Tom Castellanos, the Arizona district governor for Serra International — an organization of lay Catholics dedicated to promoting vocations and which bears the missionary’s name, said the Serrans of the diocese are “elated that our patron is going to be canonized.” The district includes three clubs in the diocese.
As a layperson, Castellanos also draws inspiration from Blessed Junípero Serra’s persistence. “Junípero Serra is a great help for me in persistence — to be persistent in difficult situations, when there’s a great challenge to follow the will of the Lord.”
It’s also his sacrifice in leaving the comforts of his home that serves as a model for vocations, said Bishop Thomas J. Olmsted.
“There’s something about Junípero Serra that moves us to think about God calling other people to follow in his footsteps in bringing the Good News of Christ to others,” said Bishop Olmsted. “He left at great sacrifice to himself a very loving home and a very strong church in Mallorca in order to answer a call to bring Christ to a whole different culture. It helps us understand that a vocation always requires a sacrifice of leaving behind those that are dear to us, things that are familiar to us, and preparing yourself to enter into something different.”
Bishop Olmsted first learned about Junípero Serra as a child when he noticed that his relatives in California lived in cities with “Catholic-sounding names” that were named for the missions he founded. As a shepherd, the bishop looks to Blessed Junípero Serra for his courage and holiness.
“He was constantly having to face very difficult circumstances to stand up against what was wrong, when it seemed as if there were very few other voices that would agree with him … and he did it precisely because of his vocation as a priest and as a missionary in Christ,” he said.

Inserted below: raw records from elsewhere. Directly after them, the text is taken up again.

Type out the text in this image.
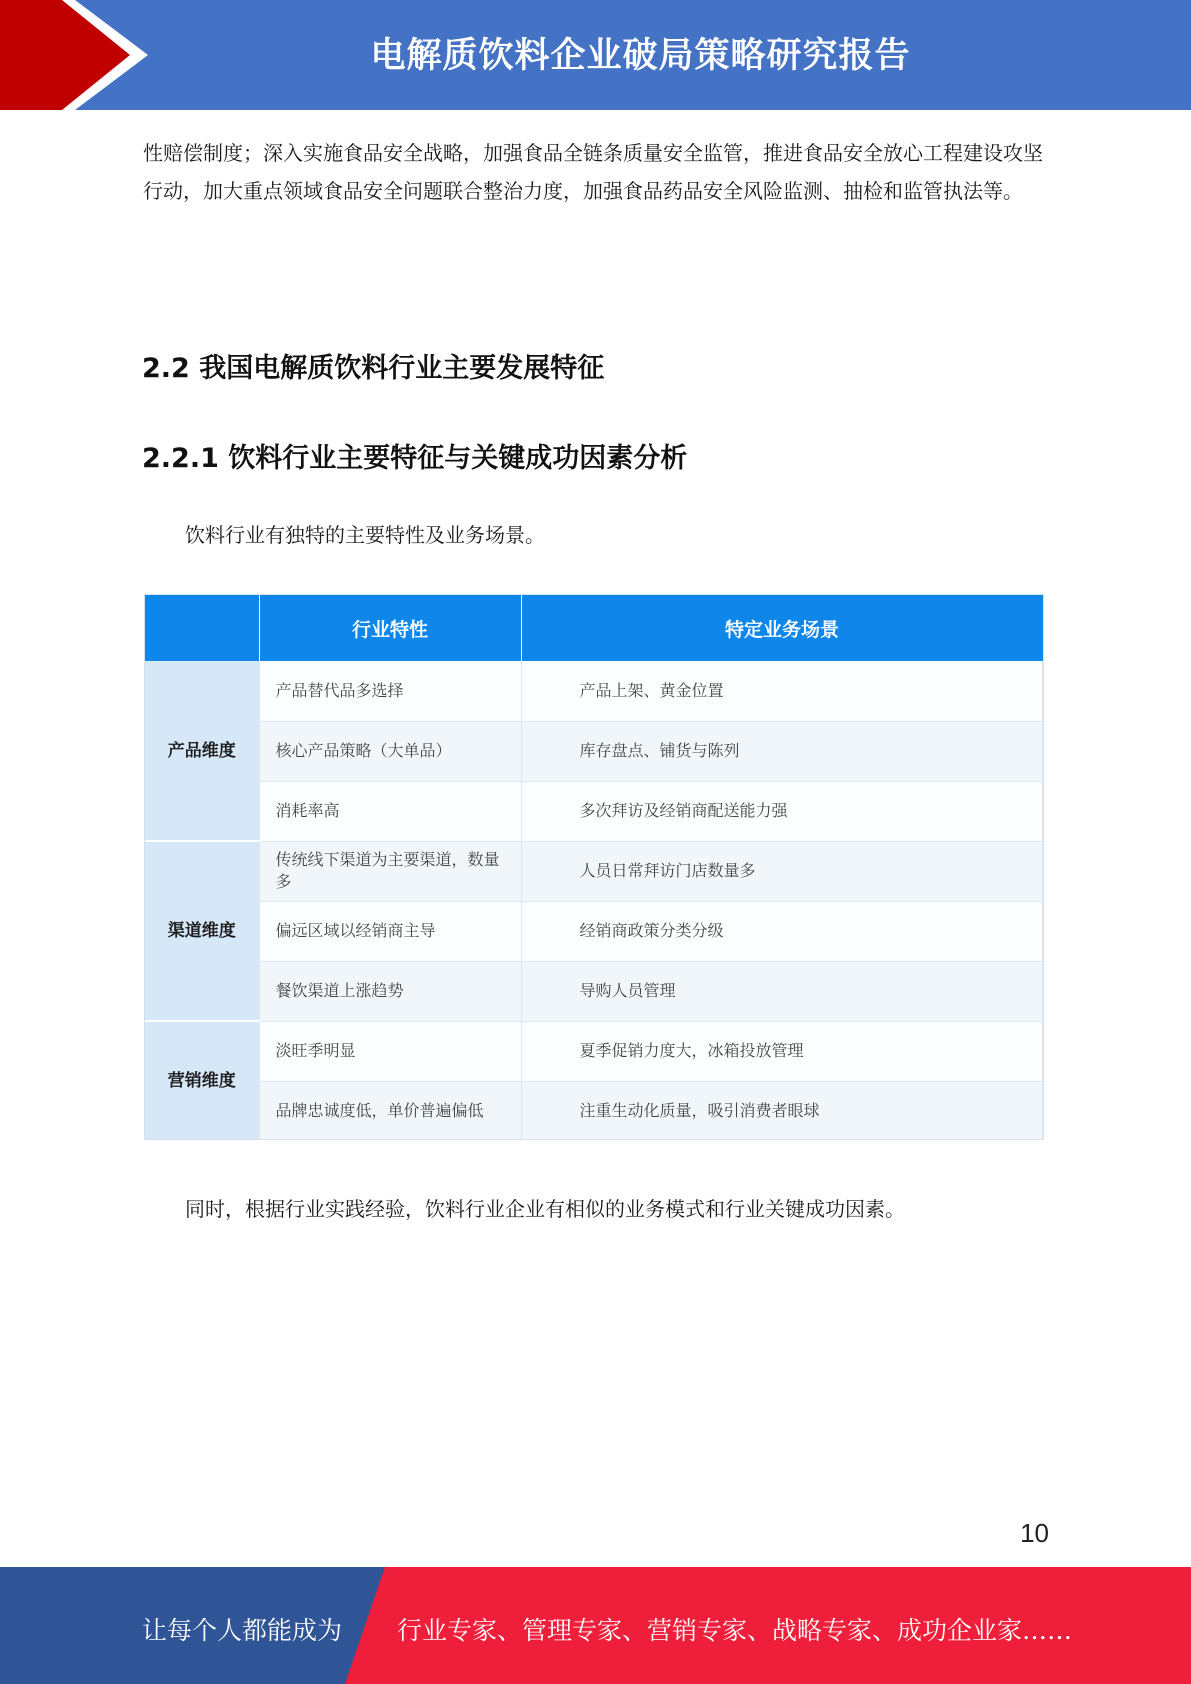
电解质饮料企业破局策略研究报告
性赔偿制度；深入实施食品安全战略，加强食品全链条质量安全监管，推进食品安全放心工程建设攻坚行动，加大重点领域食品安全问题联合整治力度，加强食品药品安全风险监测、抽检和监管执法等。
2.2 我国电解质饮料行业主要发展特征
2.2.1 饮料行业主要特征与关键成功因素分析
饮料行业有独特的主要特性及业务场景。
	行业特性	特定业务场景
产品维度	产品替代品多选择	产品上架、黄金位置
	核心产品策略（大单品）	库存盘点、铺货与陈列
	消耗率高	多次拜访及经销商配送能力强
渠道维度	传统线下渠道为主要渠道，数量多	人员日常拜访门店数量多
	偏远区域以经销商主导	经销商政策分类分级
	餐饮渠道上涨趋势	导购人员管理
营销维度	淡旺季明显	夏季促销力度大，冰箱投放管理
	品牌忠诚度低，单价普遍偏低	注重生动化质量，吸引消费者眼球
同时，根据行业实践经验，饮料行业企业有相似的业务模式和行业关键成功因素。
10
让每个人都能成为 行业专家、管理专家、营销专家、战略专家、成功企业家……
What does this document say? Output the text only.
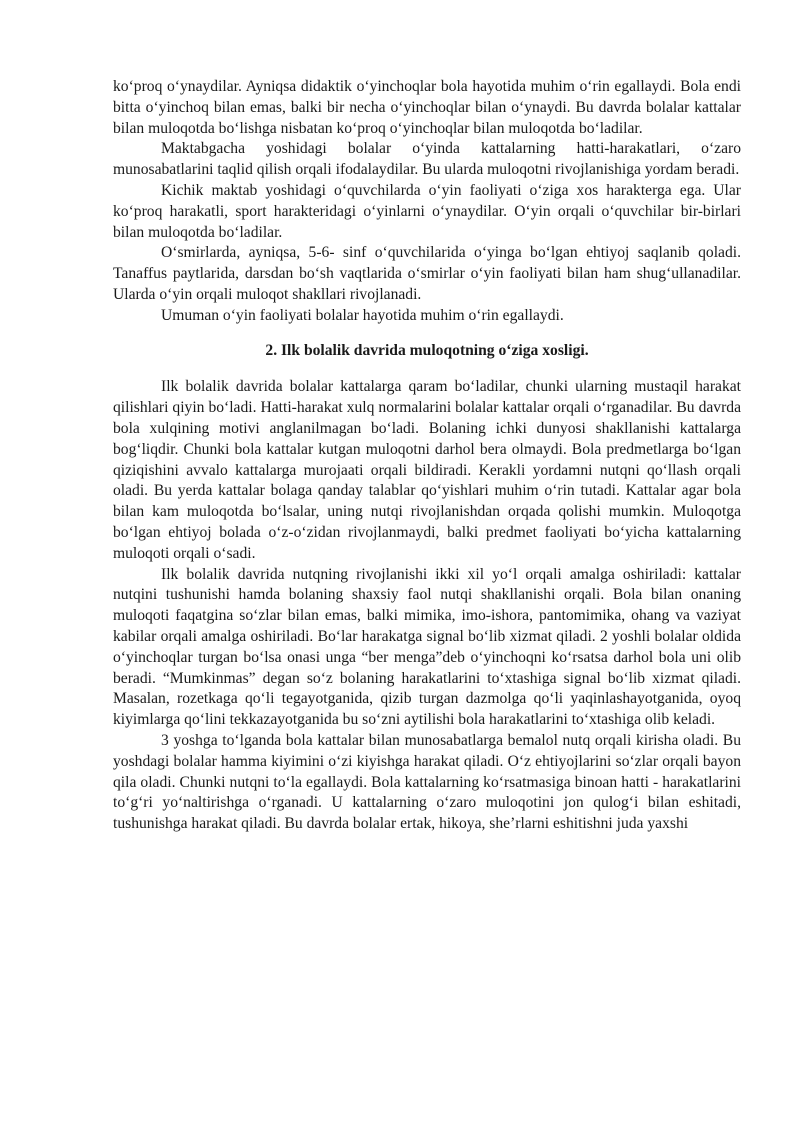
ko‘proq o‘ynaydilar. Ayniqsa didaktik o‘yinchoqlar bola hayotida muhim o‘rin egallaydi. Bola endi bitta o‘yinchoq bilan emas, balki bir necha o‘yinchoqlar bilan o‘ynaydi. Bu davrda bolalar kattalar bilan muloqotda bo‘lishga nisbatan ko‘proq o‘yinchoqlar bilan muloqotda bo‘ladilar.

Maktabgacha yoshidagi bolalar o‘yinda kattalarning hatti-harakatlari, o‘zaro munosabatlarini taqlid qilish orqali ifodalaydilar. Bu ularda muloqotni rivojlanishiga yordam beradi.

Kichik maktab yoshidagi o‘quvchilarda o‘yin faoliyati o‘ziga xos harakterga ega. Ular ko‘proq harakatli, sport harakteridagi o‘yinlarni o‘ynaydilar. O‘yin orqali o‘quvchilar bir-birlari bilan muloqotda bo‘ladilar.

O‘smirlarda, ayniqsa, 5-6- sinf o‘quvchilarida o‘yinga bo‘lgan ehtiyoj saqlanib qoladi. Tanaffus paytlarida, darsdan bo‘sh vaqtlarida o‘smirlar o‘yin faoliyati bilan ham shug‘ullanadilar. Ularda o‘yin orqali muloqot shakllari rivojlanadi.

Umuman o‘yin faoliyati bolalar hayotida muhim o‘rin egallaydi.

2. Ilk bolalik davrida muloqotning o‘ziga xosligi.

Ilk bolalik davrida bolalar kattalarga qaram bo‘ladilar, chunki ularning mustaqil harakat qilishlari qiyin bo‘ladi. Hatti-harakat xulq normalarini bolalar kattalar orqali o‘rganadilar. Bu davrda bola xulqining motivi anglanilmagan bo‘ladi. Bolaning ichki dunyosi shakllanishi kattalarga bog‘liqdir. Chunki bola kattalar kutgan muloqotni darhol bera olmaydi. Bola predmetlarga bo‘lgan qiziqishini avvalo kattalarga murojaati orqali bildiradi. Kerakli yordamni nutqni qo‘llash orqali oladi. Bu yerda kattalar bolaga qanday talablar qo‘yishlari muhim o‘rin tutadi. Kattalar agar bola bilan kam muloqotda bo‘lsalar, uning nutqi rivojlanishdan orqada qolishi mumkin. Muloqotga bo‘lgan ehtiyoj bolada o‘z-o‘zidan rivojlanmaydi, balki predmet faoliyati bo‘yicha kattalarning muloqoti orqali o‘sadi.

Ilk bolalik davrida nutqning rivojlanishi ikki xil yo‘l orqali amalga oshiriladi: kattalar nutqini tushunishi hamda bolaning shaxsiy faol nutqi shakllanishi orqali. Bola bilan onaning muloqoti faqatgina so‘zlar bilan emas, balki mimika, imo-ishora, pantomimika, ohang va vaziyat kabilar orqali amalga oshiriladi. Bo‘lar harakatga signal bo‘lib xizmat qiladi. 2 yoshli bolalar oldida o‘yinchoqlar turgan bo‘lsa onasi unga “ber menga”deb o‘yinchoqni ko‘rsatsa darhol bola uni olib beradi. “Mumkinmas” degan so‘z bolaning harakatlarini to‘xtashiga signal bo‘lib xizmat qiladi. Masalan, rozetkaga qo‘li tegayotganida, qizib turgan dazmolga qo‘li yaqinlashayotganida, oyoq kiyimlarga qo‘lini tekkazayotganida bu so‘zni aytilishi bola harakatlarini to‘xtashiga olib keladi.

3 yoshga to‘lganda bola kattalar bilan munosabatlarga bemalol nutq orqali kirisha oladi. Bu yoshdagi bolalar hamma kiyimini o‘zi kiyishga harakat qiladi. O‘z ehtiyojlarini so‘zlar orqali bayon qila oladi. Chunki nutqni to‘la egallaydi. Bola kattalarning ko‘rsatmasiga binoan hatti - harakatlarini to‘g‘ri yo‘naltirishga o‘rganadi. U kattalarning o‘zaro muloqotini jon qulog‘i bilan eshitadi, tushunishga harakat qiladi. Bu davrda bolalar ertak, hikoya, she’rlarni eshitishni juda yaxshi
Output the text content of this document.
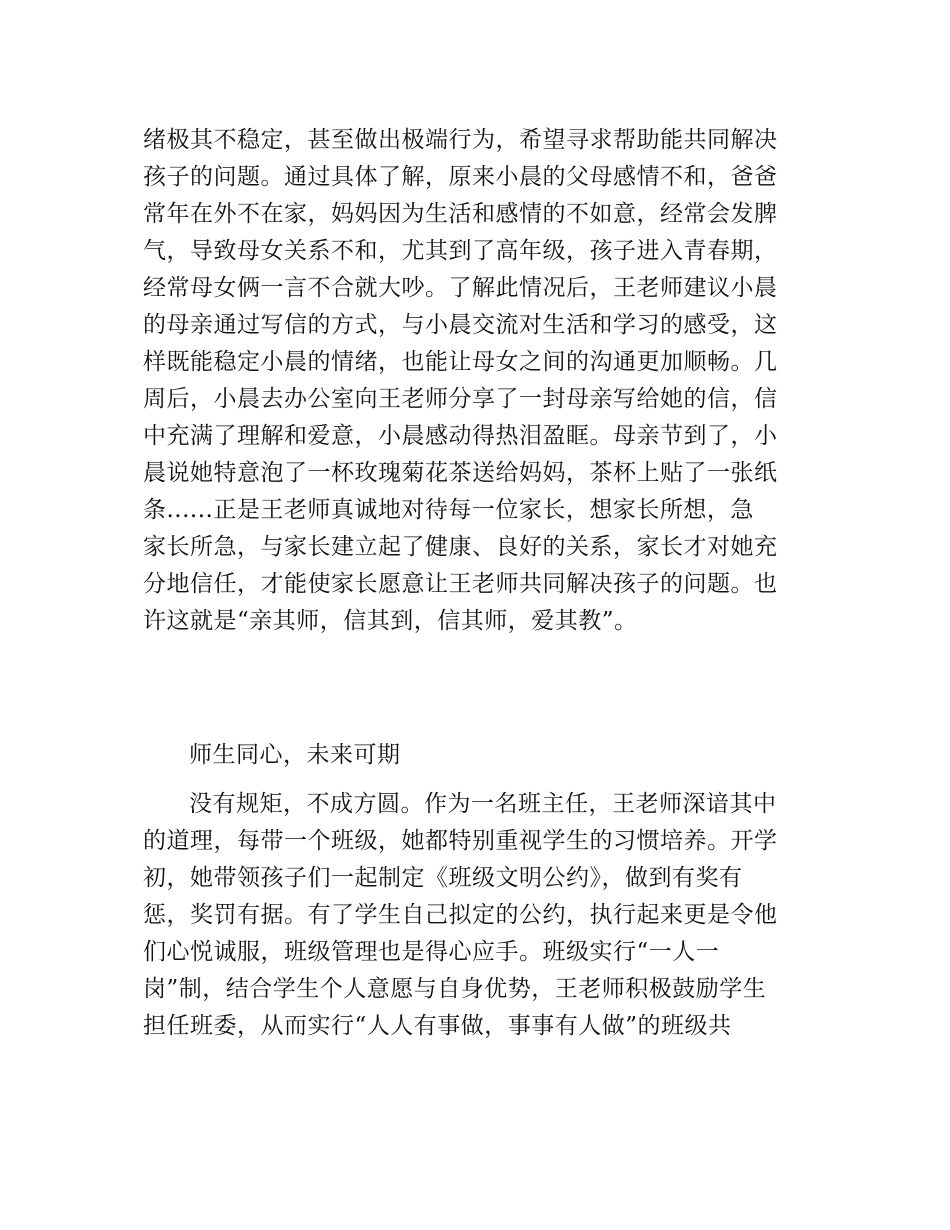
绪极其不稳定，甚至做出极端行为，希望寻求帮助能共同解决
孩子的问题。通过具体了解，原来小晨的父母感情不和，爸爸
常年在外不在家，妈妈因为生活和感情的不如意，经常会发脾
气，导致母女关系不和，尤其到了高年级，孩子进入青春期，
经常母女俩一言不合就大吵。了解此情况后，王老师建议小晨
的母亲通过写信的方式，与小晨交流对生活和学习的感受，这
样既能稳定小晨的情绪，也能让母女之间的沟通更加顺畅。几
周后，小晨去办公室向王老师分享了一封母亲写给她的信，信
中充满了理解和爱意，小晨感动得热泪盈眶。母亲节到了，小
晨说她特意泡了一杯玫瑰菊花茶送给妈妈，茶杯上贴了一张纸
条......正是王老师真诚地对待每一位家长，想家长所想，急
家长所急，与家长建立起了健康、良好的关系，家长才对她充
分地信任，才能使家长愿意让王老师共同解决孩子的问题。也
许这就是“亲其师，信其到，信其师，爱其教”。
师生同心，未来可期
没有规矩，不成方圆。作为一名班主任，王老师深谙其中
的道理，每带一个班级，她都特别重视学生的习惯培养。开学
初，她带领孩子们一起制定《班级文明公约》，做到有奖有
惩，奖罚有据。有了学生自己拟定的公约，执行起来更是令他
们心悦诚服，班级管理也是得心应手。班级实行“一人一
岗”制，结合学生个人意愿与自身优势，王老师积极鼓励学生
担任班委，从而实行“人人有事做，事事有人做”的班级共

See Bishop Olmsted’s column on Junípero Serra
“Seize the Day’s Resolve: St. Junípero Serra“
“He really loved the Indians. He had no doubt in his mind of their equal dignity to every other person. He thought of California as their country. Even if the Spanish Crown claimed it, he felt like those who came, even the missionaries themselves, were the guests of the people who were there. So for me, it’s a great example of how to approach the people I’m sent to serve,” he added.
Although there has been some controversy surrounding his canonization from some groups arguing that Blessed Junípero Serra destroyed Native American culture, the bishop noted that while many in that era took advantage of the Native population, it was Serra who stood up to the military officers and government representatives for the rights of Native Americans. Fr. Weldon also noted that in some interviews of Native Americans in the generations after, many would ask for his intercession and a popular devotion began to develop.
“The question raised to us is him becoming a saint of the Church, meaning someone whose spirituality and love of God was worth imitating,” said Fr. Weldon. “I think clearly pope Francis has seen the passion of a missionary in Serra — incredible heroism, incredible creativity that I think truly points to a man of great sanctity.”
Pope Francis is sending a message to U.S. Catholics with Blessed Junípero Serra’s canonization, Bishop Olmsted said. “For his first visit to the United States to canonize a great, heroic missionary disciple like Junípero Serra is one of the strongest messages he can give to the people of the United States about who Christ is calling us to be today.”
When Bau was researching and painting the portrait that will be unveiled at St. Mary’s Basilica during canonization festivities, her pastor told her to pray for his intercession.
“I had a peace come over me,” she said. “My relationship with him is growing. When you work on a painting as much as I’ve worked on this piece, you grow affection for it. He did come across with kind eyes and a loving look to him. Maybe that was his intercession.”